Collectors will also be keeping their eyes on a complete set of five “incredibly rare” and “historically relevant” F.P. Journe “Souscription” N°1 watches. New to the market, these watches were sold to existing clients and friends of watchmaker François-Paul Journe under subscription, in order to finance the creation of his own brand in 1999. “[He] is certainly one of the most talented watchmakers of his generation… [whose] creations have gained incredible traction,” say Bacs and Ghotbi.

Collectors would appear to agree. Sotheby’s in Hong Kong held its “Important Watches” sale last week, at which a F.P. Journe Tourbillon Souverain “Souscription” wristwatch sold for almost HK$16m (£1.5m). A yellow gold Patek Philippe 2499 first series of the kind mentioned above, that had been restored in the early 1990s, also made its market debut at the Sotheby’s auction. It fetched HK$9.9m (£930,000).

Rolex Deep Sea Special © Phillips

© Phillips

The Holy Grail for Rolex collectors

The Deep Sea Special, two of which are appearing at auctions with Phillips and Christie’s in Geneva next month (see above), is “something of a Holy Grail among Rolex collectors”, says James Stacey for Hodinkee. It is famous for being able to survive a trip to the bottom of the ocean.
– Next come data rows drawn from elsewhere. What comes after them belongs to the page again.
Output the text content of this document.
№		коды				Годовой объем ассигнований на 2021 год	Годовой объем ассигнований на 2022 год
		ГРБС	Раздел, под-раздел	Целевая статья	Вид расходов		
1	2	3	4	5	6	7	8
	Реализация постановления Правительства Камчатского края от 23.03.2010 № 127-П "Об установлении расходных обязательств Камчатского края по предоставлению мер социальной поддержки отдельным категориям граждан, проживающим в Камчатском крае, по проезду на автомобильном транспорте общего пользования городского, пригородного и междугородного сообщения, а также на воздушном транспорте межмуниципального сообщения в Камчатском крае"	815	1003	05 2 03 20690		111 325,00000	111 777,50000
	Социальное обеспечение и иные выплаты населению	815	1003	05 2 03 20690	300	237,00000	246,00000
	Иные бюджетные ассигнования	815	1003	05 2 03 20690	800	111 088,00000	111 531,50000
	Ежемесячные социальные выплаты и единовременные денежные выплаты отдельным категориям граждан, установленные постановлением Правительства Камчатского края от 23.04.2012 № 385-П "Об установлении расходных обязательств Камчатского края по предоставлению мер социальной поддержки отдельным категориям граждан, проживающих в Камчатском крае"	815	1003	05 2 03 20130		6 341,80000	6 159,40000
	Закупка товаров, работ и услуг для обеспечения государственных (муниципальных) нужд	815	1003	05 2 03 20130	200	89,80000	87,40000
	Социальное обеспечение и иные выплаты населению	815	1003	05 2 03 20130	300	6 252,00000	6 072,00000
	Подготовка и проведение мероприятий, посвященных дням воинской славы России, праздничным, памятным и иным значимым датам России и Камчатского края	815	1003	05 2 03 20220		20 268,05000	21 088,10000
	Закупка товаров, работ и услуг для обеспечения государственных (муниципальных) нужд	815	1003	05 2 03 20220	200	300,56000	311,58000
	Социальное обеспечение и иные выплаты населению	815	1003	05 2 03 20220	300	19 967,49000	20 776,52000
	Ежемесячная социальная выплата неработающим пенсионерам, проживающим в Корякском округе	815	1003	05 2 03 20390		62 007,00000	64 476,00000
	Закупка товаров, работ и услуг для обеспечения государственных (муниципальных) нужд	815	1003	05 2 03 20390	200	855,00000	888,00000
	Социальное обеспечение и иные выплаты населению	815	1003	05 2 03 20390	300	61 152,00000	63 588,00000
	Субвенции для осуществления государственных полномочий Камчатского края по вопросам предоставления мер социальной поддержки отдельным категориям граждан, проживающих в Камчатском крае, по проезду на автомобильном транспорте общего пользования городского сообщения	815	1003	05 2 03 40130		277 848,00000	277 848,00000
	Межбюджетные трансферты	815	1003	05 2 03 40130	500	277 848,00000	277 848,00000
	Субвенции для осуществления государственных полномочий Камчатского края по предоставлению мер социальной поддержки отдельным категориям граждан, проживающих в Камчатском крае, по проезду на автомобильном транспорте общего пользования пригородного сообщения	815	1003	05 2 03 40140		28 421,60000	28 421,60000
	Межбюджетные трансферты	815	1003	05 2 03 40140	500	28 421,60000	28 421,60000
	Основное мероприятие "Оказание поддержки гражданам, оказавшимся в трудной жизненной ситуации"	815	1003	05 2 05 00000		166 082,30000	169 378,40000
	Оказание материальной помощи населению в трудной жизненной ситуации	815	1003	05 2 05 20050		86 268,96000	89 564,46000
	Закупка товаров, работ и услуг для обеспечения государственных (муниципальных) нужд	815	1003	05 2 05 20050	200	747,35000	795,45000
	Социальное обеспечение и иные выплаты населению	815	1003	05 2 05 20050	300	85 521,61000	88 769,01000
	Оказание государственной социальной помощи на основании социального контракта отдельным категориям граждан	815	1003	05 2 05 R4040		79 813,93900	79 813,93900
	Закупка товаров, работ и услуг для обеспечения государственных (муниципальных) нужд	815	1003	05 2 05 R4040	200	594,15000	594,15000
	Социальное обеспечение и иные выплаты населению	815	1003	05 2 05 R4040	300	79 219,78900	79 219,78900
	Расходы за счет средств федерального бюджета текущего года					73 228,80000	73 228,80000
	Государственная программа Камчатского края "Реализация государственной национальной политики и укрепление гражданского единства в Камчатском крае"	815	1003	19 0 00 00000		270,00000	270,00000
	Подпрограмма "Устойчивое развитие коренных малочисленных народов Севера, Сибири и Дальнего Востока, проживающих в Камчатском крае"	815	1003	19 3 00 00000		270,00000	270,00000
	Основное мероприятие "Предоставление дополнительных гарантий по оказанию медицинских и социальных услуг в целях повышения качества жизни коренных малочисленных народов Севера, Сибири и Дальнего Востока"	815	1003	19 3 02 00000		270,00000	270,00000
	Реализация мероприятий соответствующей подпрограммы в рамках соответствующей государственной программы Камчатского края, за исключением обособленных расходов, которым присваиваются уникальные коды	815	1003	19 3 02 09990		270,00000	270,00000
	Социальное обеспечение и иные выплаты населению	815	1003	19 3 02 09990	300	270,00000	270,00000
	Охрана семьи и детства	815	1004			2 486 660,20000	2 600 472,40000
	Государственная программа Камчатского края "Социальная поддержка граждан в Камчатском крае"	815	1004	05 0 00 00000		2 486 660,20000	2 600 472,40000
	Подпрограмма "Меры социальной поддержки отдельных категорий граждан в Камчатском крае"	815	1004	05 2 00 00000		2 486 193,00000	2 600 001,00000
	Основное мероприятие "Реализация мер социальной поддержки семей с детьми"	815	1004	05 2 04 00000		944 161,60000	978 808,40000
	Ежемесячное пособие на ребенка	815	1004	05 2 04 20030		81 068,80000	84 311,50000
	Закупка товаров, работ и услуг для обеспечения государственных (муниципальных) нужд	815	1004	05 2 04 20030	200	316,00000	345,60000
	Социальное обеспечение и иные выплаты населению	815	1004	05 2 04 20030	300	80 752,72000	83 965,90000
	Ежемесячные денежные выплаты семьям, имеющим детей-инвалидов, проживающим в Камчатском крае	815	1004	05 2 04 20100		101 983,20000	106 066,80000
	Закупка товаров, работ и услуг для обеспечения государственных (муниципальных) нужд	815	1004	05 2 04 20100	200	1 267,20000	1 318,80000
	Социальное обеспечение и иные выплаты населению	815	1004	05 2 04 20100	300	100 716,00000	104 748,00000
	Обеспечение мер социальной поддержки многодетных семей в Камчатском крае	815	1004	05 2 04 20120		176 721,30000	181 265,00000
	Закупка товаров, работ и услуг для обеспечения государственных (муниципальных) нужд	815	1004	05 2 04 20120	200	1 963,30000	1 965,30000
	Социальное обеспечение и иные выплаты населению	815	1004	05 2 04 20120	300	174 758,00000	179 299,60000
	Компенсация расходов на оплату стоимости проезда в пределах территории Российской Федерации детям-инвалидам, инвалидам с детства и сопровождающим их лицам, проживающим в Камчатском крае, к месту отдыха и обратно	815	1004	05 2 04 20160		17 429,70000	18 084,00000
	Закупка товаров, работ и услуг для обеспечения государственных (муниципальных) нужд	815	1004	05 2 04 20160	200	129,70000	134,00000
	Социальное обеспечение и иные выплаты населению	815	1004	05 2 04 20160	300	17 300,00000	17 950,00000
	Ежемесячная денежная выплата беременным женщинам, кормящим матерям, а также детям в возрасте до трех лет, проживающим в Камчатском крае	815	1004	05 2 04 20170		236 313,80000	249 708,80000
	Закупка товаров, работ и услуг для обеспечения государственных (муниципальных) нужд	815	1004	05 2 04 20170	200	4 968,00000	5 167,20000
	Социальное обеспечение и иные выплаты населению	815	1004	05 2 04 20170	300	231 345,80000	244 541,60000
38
In 1953, Rolex set out to design a watch that could reach depths in excess of 35,000 feet below the waves without being crushed.

That’s easier said than done, says Stacey. “Humans can’t simply dive that deep, or really anywhere close.” It’s the height of a commercial airliner at cruising altitude, but inverted. After many years of test dives, on 23 January 1960 Rolex finally strapped the Deep Sea Special to the side of the Bathyscaphe Trieste, a submarine crewed by US Navy Lieutenant Don Walsh and Swiss oceanographer Jacques Piccard, and waited as their watch descended to the bottom of the Mariana Trench in the Pacific, the deepest place on Earth. 

The Deep Sea Special reached a depth of 35,787 feet – and survived. That particular watch is now on display at the Smithsonian Institution in Washington DC. But Rolex made 35 commemorative versions in 1965, says Bryan Hood in the Robb Report. The integrated bracelet combines stainless steel and gold, while housed beneath a gigantic domed crystal is a black dial with gold markers.

On the back of the case, the date of the dive and its water-resistance rating is etched. Examples of the commemorative Deep Sea Specials have only appeared at public sale five times – on the last occasion one sold for HK$3.4m with Christie’s in Hong Kong (£262,000 at 2009 rates). This time both examples should sell for more. Phillips has placed a CHF2.4m (£1.9m) high estimate on theirs.